Micro-cap Stocks
Evidence for Outstanding Returns
Historical evidence suggests that investing in microcap stocks (very small companies with a market value of $25 million or less) is particularly fruitful for small investors.
Yet microcap stocks rate few mentions from fund managers or market commentators.
Why should this be?
Imagine you discovered a reliable investment into which you could invest 1c each year for an annual profit of 1c. The return, 100 percent, is fantastic but the profit would not help your personal bottom line. You wouldn't be interested in the investment because a 1c profit wouldn't be worth any effort.
Similarly, big movers and shakers are not interested in very small stocks whose trading volumes run into just a few thousand dollars each day. It's not worth their time. Fund managers deal in stocks whose liquidity allows very large parcels of shares to be bought and sold with ease.

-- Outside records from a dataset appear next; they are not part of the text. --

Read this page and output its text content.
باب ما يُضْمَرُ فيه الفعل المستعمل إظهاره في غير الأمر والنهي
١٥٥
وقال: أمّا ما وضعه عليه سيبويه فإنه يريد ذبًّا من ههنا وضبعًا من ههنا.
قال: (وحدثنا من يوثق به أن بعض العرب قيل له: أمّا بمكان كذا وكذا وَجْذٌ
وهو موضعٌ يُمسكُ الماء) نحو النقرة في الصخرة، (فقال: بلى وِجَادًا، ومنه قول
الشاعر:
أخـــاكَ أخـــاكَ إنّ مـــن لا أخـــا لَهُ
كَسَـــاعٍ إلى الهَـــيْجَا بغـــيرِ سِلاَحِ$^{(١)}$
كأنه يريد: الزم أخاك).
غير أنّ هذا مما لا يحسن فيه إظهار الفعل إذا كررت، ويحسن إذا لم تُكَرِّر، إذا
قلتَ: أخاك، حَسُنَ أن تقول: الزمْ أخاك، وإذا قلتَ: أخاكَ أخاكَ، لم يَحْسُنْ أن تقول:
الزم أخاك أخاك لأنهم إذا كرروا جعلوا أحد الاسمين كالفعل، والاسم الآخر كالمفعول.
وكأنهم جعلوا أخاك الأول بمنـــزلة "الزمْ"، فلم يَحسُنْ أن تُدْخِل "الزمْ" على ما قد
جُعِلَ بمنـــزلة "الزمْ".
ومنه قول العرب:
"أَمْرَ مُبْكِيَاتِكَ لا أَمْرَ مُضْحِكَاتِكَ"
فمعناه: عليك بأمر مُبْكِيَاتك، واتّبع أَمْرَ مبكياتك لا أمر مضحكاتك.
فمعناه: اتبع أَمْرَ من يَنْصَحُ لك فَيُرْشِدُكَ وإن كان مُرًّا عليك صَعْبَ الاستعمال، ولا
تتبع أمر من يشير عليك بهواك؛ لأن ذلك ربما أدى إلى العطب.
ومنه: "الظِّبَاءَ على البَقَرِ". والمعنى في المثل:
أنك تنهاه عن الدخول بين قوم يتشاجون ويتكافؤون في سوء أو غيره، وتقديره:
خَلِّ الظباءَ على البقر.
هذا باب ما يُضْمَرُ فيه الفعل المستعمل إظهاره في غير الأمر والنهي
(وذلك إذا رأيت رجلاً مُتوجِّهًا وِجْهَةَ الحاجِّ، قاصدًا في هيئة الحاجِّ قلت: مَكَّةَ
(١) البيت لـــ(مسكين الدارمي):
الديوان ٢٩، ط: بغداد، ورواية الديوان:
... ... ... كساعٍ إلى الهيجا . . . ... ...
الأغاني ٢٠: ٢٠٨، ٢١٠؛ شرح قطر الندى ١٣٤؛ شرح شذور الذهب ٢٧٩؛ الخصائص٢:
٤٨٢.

Yet investing in tiny companies offers the best historical returns - not just beating the market average by a little, but beating it by an enormous margin.
Evidence for this can be found in What Works on Wall Street, by James P. O'Shaughnessy. O'Shaughnessy was the first outsider to be granted access to the renowned S&P Compustat Database. The database contains comprehensive fundamental and technical data reaching back as far as the 1950's.
O'Shaughnessy used the Compustat data to back-test various investment strategies.
He discovered that every $1,000 invested in microcap stocks yielded in excess of $80 million in the next 45 years. This is an astoundingly high return on capital and is more than 60 times better than the next best investment strategies; these returned $1 to $1.3 million. O'Shaughnessy's strategy involved an annual realignment of the microcap portfolio. Stocks which had outgrown their former microcap status were sold. Stocks which had recently acquired microcap status were bought.
Investing in microcap stocks is a powerful strategy. Unusually, it's a powerful strategy that is available only to small investors.